僕はいわゆる羽生世代に属する。
羽生さんがスターになってから20年超が立つが、羽生さんの真のすごさを理解できるようになったのはここ数年である。
以前は、藤井さんの方が羽生さんよりも好きだった。理由は、僕が振り飛車党だったからだ。
居飛車穴熊に押されていた振り飛車党に対して、藤井システムという戦法を提示してくれた藤井さんは救世主だったし、その独創性に強くひかれた。
これに対して、羽生さんは、タイトルを取りまくるが、新戦法を編み出すことはなかった。その意味で、独創性に欠けるように思えたし、法律の世界で専門化の必要性が叫ばれる中、自分も専門家の途を模索する過程であったため、オールラウンド・プレイヤーである羽生さんに対しては、複雑な思いがあった。

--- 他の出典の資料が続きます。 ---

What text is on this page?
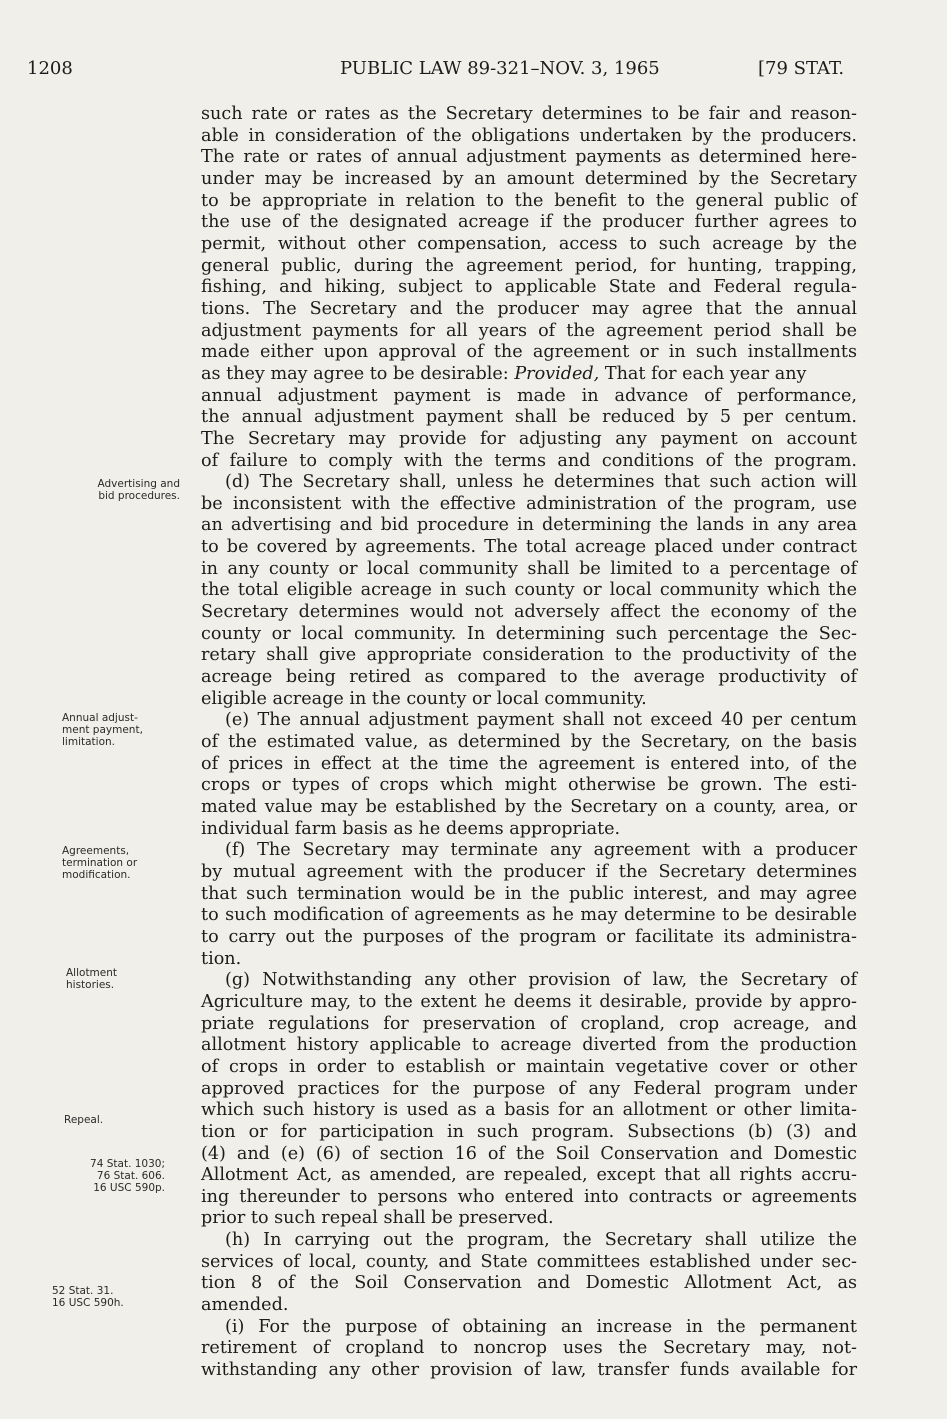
1208	PUBLIC LAW 89-321–NOV. 3, 1965	[79 STAT.
Advertising and
bid procedures.
Annual adjust-
ment payment,
limitation.
Agreements,
termination or
modification.
Allotment
histories.
Repeal.
74 Stat. 1030;
76 Stat. 606.
16 USC 590p.
52 Stat. 31.
16 USC 590h.
such rate or rates as the Secretary determines to be fair and reason-
able in consideration of the obligations undertaken by the producers.
The rate or rates of annual adjustment payments as determined here-
under may be increased by an amount determined by the Secretary
to be appropriate in relation to the benefit to the general public of
the use of the designated acreage if the producer further agrees to
permit, without other compensation, access to such acreage by the
general public, during the agreement period, for hunting, trapping,
fishing, and hiking, subject to applicable State and Federal regula-
tions. The Secretary and the producer may agree that the annual
adjustment payments for all years of the agreement period shall be
made either upon approval of the agreement or in such installments
as they may agree to be desirable: Provided, That for each year any
annual adjustment payment is made in advance of performance,
the annual adjustment payment shall be reduced by 5 per centum.
The Secretary may provide for adjusting any payment on account
of failure to comply with the terms and conditions of the program.
(d) The Secretary shall, unless he determines that such action will
be inconsistent with the effective administration of the program, use
an advertising and bid procedure in determining the lands in any area
to be covered by agreements. The total acreage placed under contract
in any county or local community shall be limited to a percentage of
the total eligible acreage in such county or local community which the
Secretary determines would not adversely affect the economy of the
county or local community. In determining such percentage the Sec-
retary shall give appropriate consideration to the productivity of the
acreage being retired as compared to the average productivity of
eligible acreage in the county or local community.
(e) The annual adjustment payment shall not exceed 40 per centum
of the estimated value, as determined by the Secretary, on the basis
of prices in effect at the time the agreement is entered into, of the
crops or types of crops which might otherwise be grown. The esti-
mated value may be established by the Secretary on a county, area, or
individual farm basis as he deems appropriate.
(f) The Secretary may terminate any agreement with a producer
by mutual agreement with the producer if the Secretary determines
that such termination would be in the public interest, and may agree
to such modification of agreements as he may determine to be desirable
to carry out the purposes of the program or facilitate its administra-
tion.
(g) Notwithstanding any other provision of law, the Secretary of
Agriculture may, to the extent he deems it desirable, provide by appro-
priate regulations for preservation of cropland, crop acreage, and
allotment history applicable to acreage diverted from the production
of crops in order to establish or maintain vegetative cover or other
approved practices for the purpose of any Federal program under
which such history is used as a basis for an allotment or other limita-
tion or for participation in such program. Subsections (b) (3) and
(4) and (e) (6) of section 16 of the Soil Conservation and Domestic
Allotment Act, as amended, are repealed, except that all rights accru-
ing thereunder to persons who entered into contracts or agreements
prior to such repeal shall be preserved.
(h) In carrying out the program, the Secretary shall utilize the
services of local, county, and State committees established under sec-
tion 8 of the Soil Conservation and Domestic Allotment Act, as
amended.
(i) For the purpose of obtaining an increase in the permanent
retirement of cropland to noncrop uses the Secretary may, not-
withstanding any other provision of law, transfer funds available for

しかし、ここ数年、一連の羽生本を読んで、考えが変わった。羽生さんは、新戦法を生み出せないのではなく、将棋そのものの本質を見極めるという途(勝ち負けを超えて!)を選んだ結果、次々と現れる新戦法を自家薬籠のものとして、その成果をタイトル戦で試しているらしいことが分かった。
この志の高さには敬服する他ない。
他方、藤井さんは、矢倉も指すようになった。翻ってみれば、藤井システム自体、常に縦からの攻めをにらんでいるから、その発想は矢倉戦法から来ていると思う。つまり、振り飛車に革命をもたらした藤井システムは矢倉から生まれている訳だ。藤井システムの真の独創性は、矢倉の発想を振り飛車に持ち込んだことになると思う。このように考えて、僕も、最近は矢倉を勉強しているし、天敵の居飛車穴熊の本まで買ってしまった(自分の気風からはほど遠い森内本も)。

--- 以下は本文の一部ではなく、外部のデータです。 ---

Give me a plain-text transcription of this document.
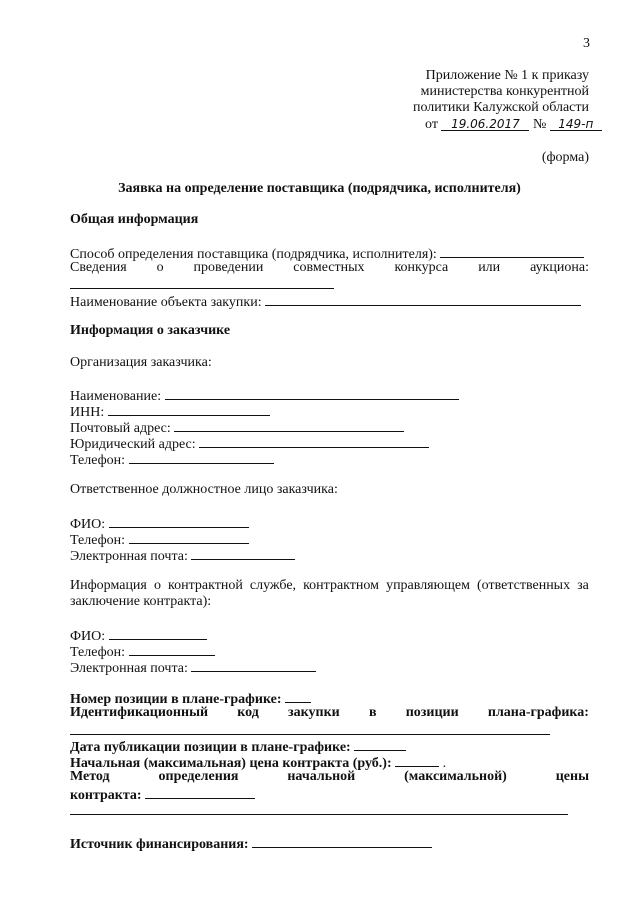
3
Приложение № 1 к приказу
министерства конкурентной
политики Калужской области
от 19.06.2017 № 149-п
(форма)
Заявка на определение поставщика (подрядчика, исполнителя)
Общая информация
Способ определения поставщика (подрядчика, исполнителя):
Сведения о проведении совместных конкурса или аукциона:
Наименование объекта закупки:
Информация о заказчике
Организация заказчика:
Наименование:
ИНН:
Почтовый адрес:
Юридический адрес:
Телефон:
Ответственное должностное лицо заказчика:
ФИО:
Телефон:
Электронная почта:
Информация о контрактной службе, контрактном управляющем (ответственных за
заключение контракта):
ФИО:
Телефон:
Электронная почта:
Номер позиции в плане-графике:
Идентификационный код закупки в позиции плана-графика:
Дата публикации позиции в плане-графике:
Начальная (максимальная) цена контракта (руб.):	.
Метод	определения	начальной	(максимальной)	цены
контракта:
Источник финансирования:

以上の考察は、最近の僕の仕事に対するスタンスにも影響を与えている。僕は、理系なので、もともと特許弁護士になりたっかたし、現になっている。しかし、最初の事務所が、いわゆる知財専門の事務所ではなく、普通の渉外事務所だったので、通常の企業法務も扱ったし、経済学部出身ということもあり、ファイナンス法(証券化・流動化、信託、金商法)も専門分野の一つとするようになった。
その後は、事務所移籍のたびに、知財に集中する時期、ファイナンス法に集中する時期、があった。スクイーズアウトとTOBに集中した時期もあった。

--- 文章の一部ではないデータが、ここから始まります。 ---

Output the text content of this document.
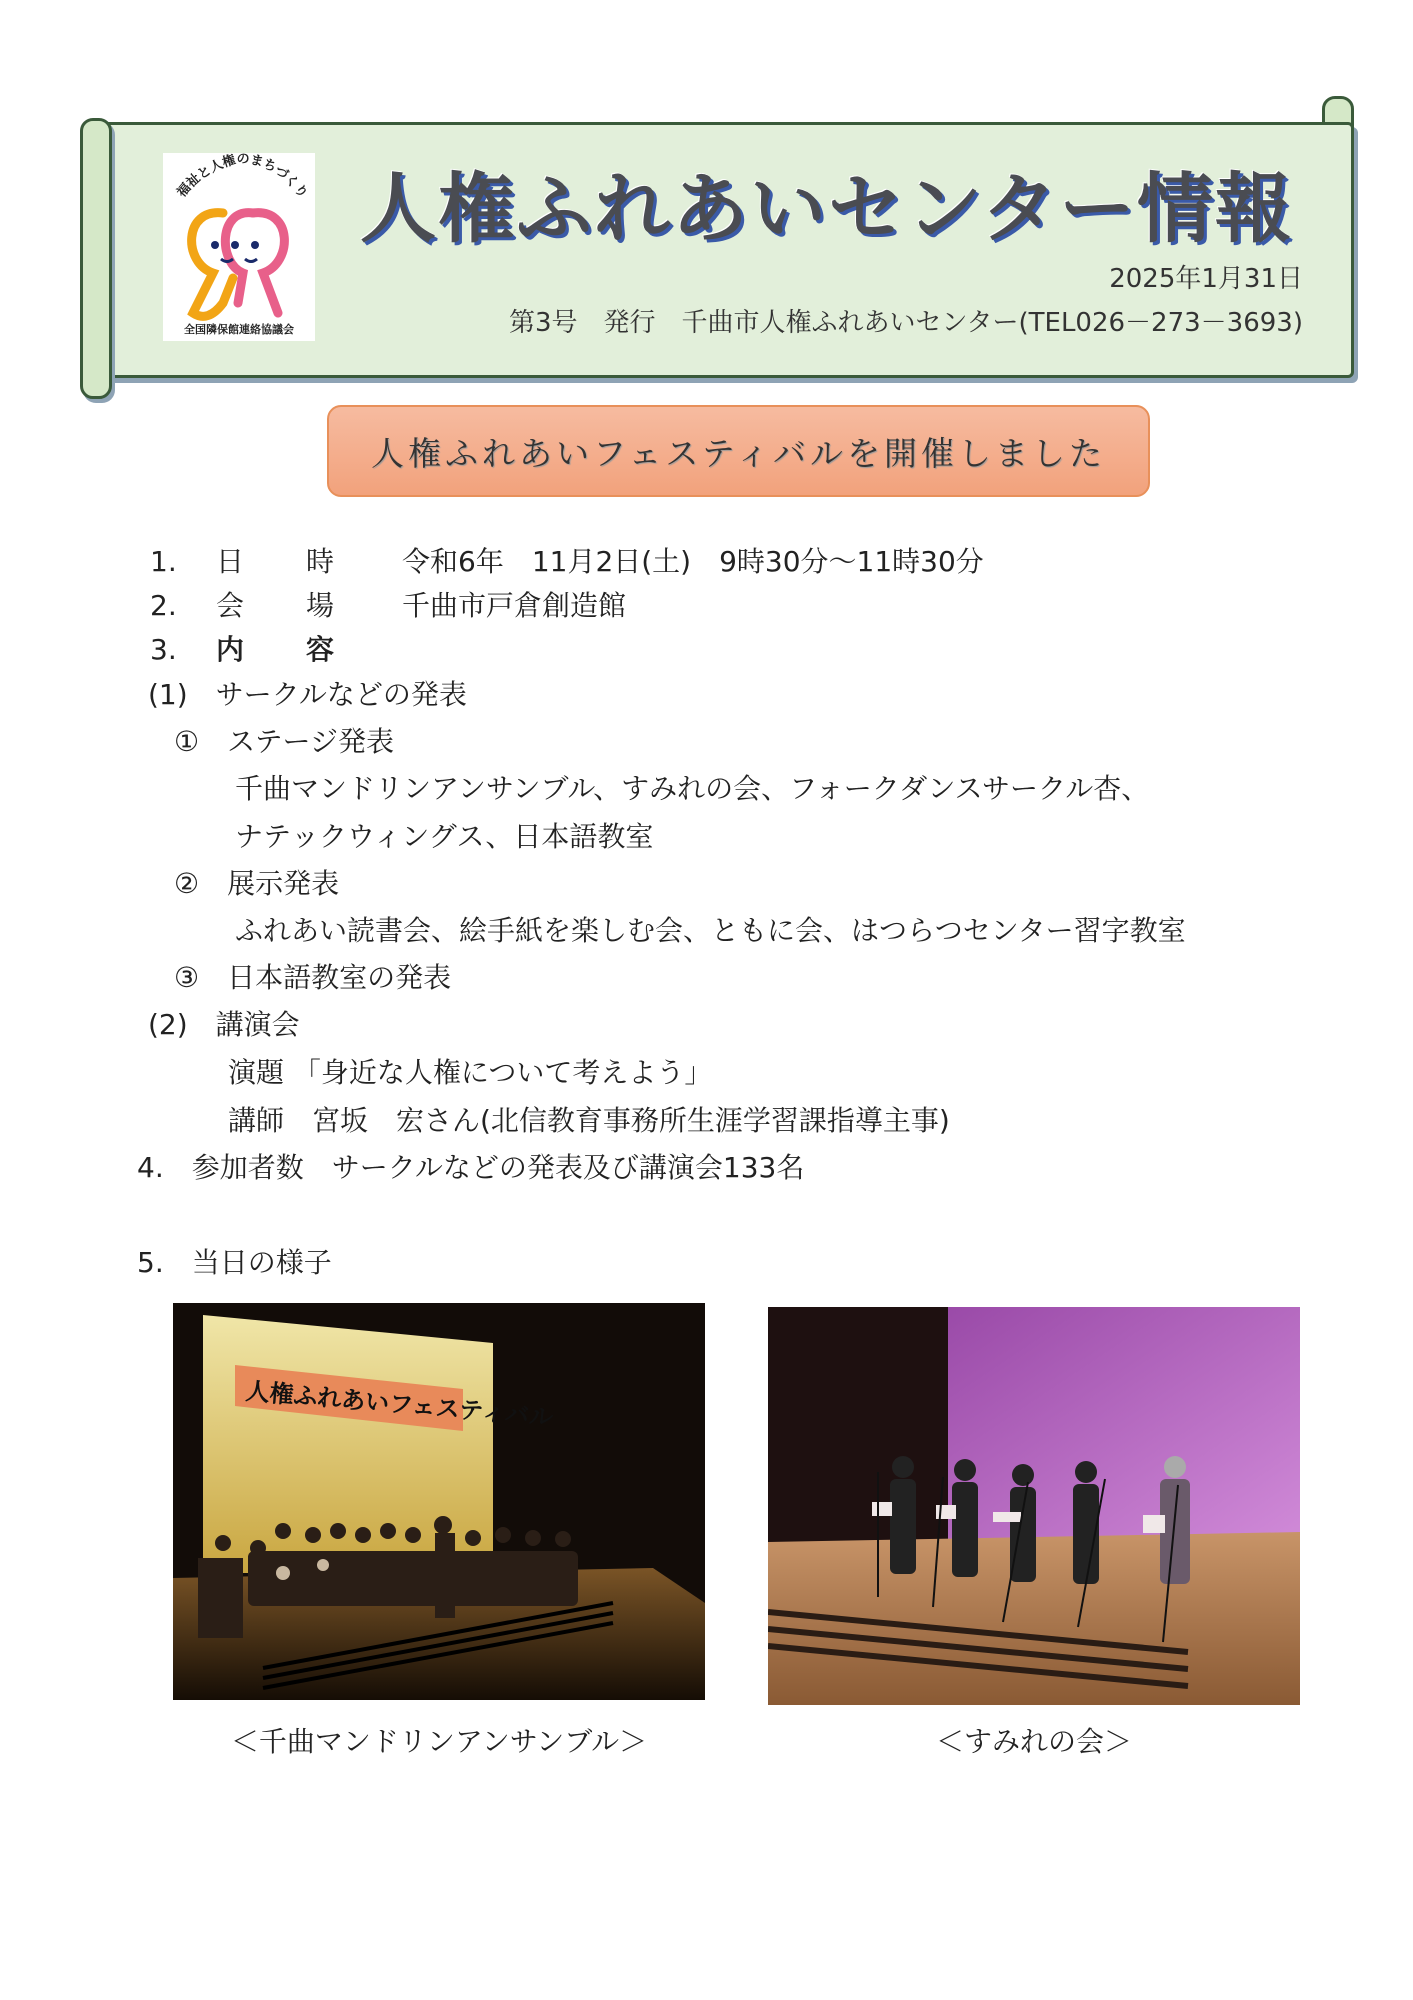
福祉と人権のまちづくり
全国隣保館連絡協議会
人権ふれあいセンター情報
2025年1月31日
第3号　発行　千曲市人権ふれあいセンター(TEL026－273－3693)
人権ふれあいフェスティバルを開催しました
1. 日 時 令和6年　11月2日(土)　9時30分～11時30分
2. 会 場 千曲市戸倉創造館
3. 内 容
(1)　サークルなどの発表
①　ステージ発表
千曲マンドリンアンサンブル、すみれの会、フォークダンスサークル杏、
ナテックウィングス、日本語教室
②　展示発表
ふれあい読書会、絵手紙を楽しむ会、ともに会、はつらつセンター習字教室
③　日本語教室の発表
(2)　講演会
演題 「身近な人権について考えよう」
講師　宮坂　宏さん(北信教育事務所生涯学習課指導主事)
4.　参加者数　サークルなどの発表及び講演会133名
5.　当日の様子
人権ふれあいフェスティバル
＜千曲マンドリンアンサンブル＞	＜すみれの会＞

そして、現在は、岩井克人先生の影響もあり、会社法にも関心を持っている。経済学部出身者の眼から見れば、従来の会社法の実務家の議論は、経済学的視点に欠けているようにみえるし、法と経済学からのアプローチも未だ十分ではなく、他方、理系の視点でみると、膨大な条文数の会社法は、コンピュータのプログラムとの類似性があり、バグ直しの衝動にかられる。これらの意味から会社法にも僕が貢献できる部分もあると考えている。
そして、ファイナンス法や会社法の研究は、知財の研究にも影響を与えている。たとえば、職務発明の対価訴訟に、会社法の経営判断の原則を取り込んだ解釈論・立法論を検討中である。およそ、法律は、どの分野でも共通性があるものだ。将棋と同じである。
僕は羽生さんほどの天才ではないので、藤井さん(もちろん藤井さんほどの天才ではないが、凡ミスをするところは似ている。)のスタンスを目指している。しかし、幸い、法律家の職業寿命は長いので、将来的には、羽生さんの領域を目指したい。志は高く持たねば、人生、つまらない。